U.N. Secretary General Antonio Guterres on Tuesday called on the Group of Seven industrialized countries to take the lead in reducing coal use for power generation as part of efforts to fight climate change.

U.N. Secretary General Antonio Guterres. (Kyodo)  

In a video message aired at a summit of the Powering Past Coal Alliance, co-chaired by Britain and Canada, Guterres said the "main emitters and coal users should announce their phase-out plans well before" the U.N. climate summit in Glasgow in November. "G-7 members should take the lead and commit to this phase-out at the G-7 June summit at the latest," he added.

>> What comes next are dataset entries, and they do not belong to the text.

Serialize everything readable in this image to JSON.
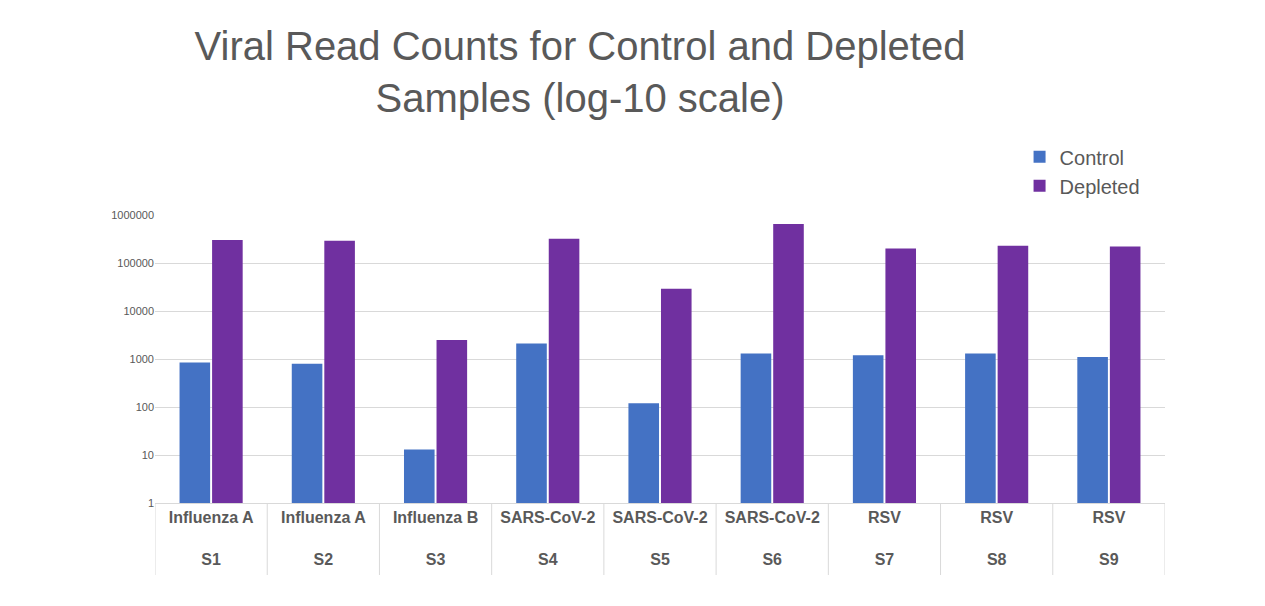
{
  "chart_data": {
    "type": "bar",
    "title": "Viral Read Counts for Control and Depleted Samples (log-10 scale)",
    "categories": [
      [
        "Influenza A",
        "S1"
      ],
      [
        "Influenza A",
        "S2"
      ],
      [
        "Influenza B",
        "S3"
      ],
      [
        "SARS-CoV-2",
        "S4"
      ],
      [
        "SARS-CoV-2",
        "S5"
      ],
      [
        "SARS-CoV-2",
        "S6"
      ],
      [
        "RSV",
        "S7"
      ],
      [
        "RSV",
        "S8"
      ],
      [
        "RSV",
        "S9"
      ]
    ],
    "series": [
      {
        "name": "Control",
        "color": "#4472c4",
        "values": [
          850,
          800,
          13,
          2100,
          120,
          1300,
          1200,
          1300,
          1100
        ]
      },
      {
        "name": "Depleted",
        "color": "#7030a0",
        "values": [
          300000,
          290000,
          2500,
          320000,
          29000,
          650000,
          200000,
          230000,
          220000
        ]
      }
    ],
    "ylim": [
      1,
      1000000
    ],
    "yticks": [
      1,
      10,
      100,
      1000,
      10000,
      100000,
      1000000
    ],
    "log": "y",
    "grid": true,
    "legend": "upper right"
  }
}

Britain, which holds the G-7's rotating presidency this year, plans to host an in-person summit from June 11 to 13 in Cornwall, in the southwest of the country.

The U.N. chief also asked the members of the Organization for Economic Cooperation and Development "to commit to phasing out coal by 2030," and urged non-OECD countries to do so by 2040.

In the message, Guterres called for canceling all global coal projects in the pipeline, ending the international financing of coal plants and shifting investment to renewable energy projects.

"We have a collective and urgent responsibility to address the serious challenges that come with the speed and scale of the transition," he said, adding that "fossil fuels-related air pollution causes one in five of all deaths globally each year."

The G-7 groups Britain, Canada, France, Germany, Italy, Japan and the United States as well as the European Union.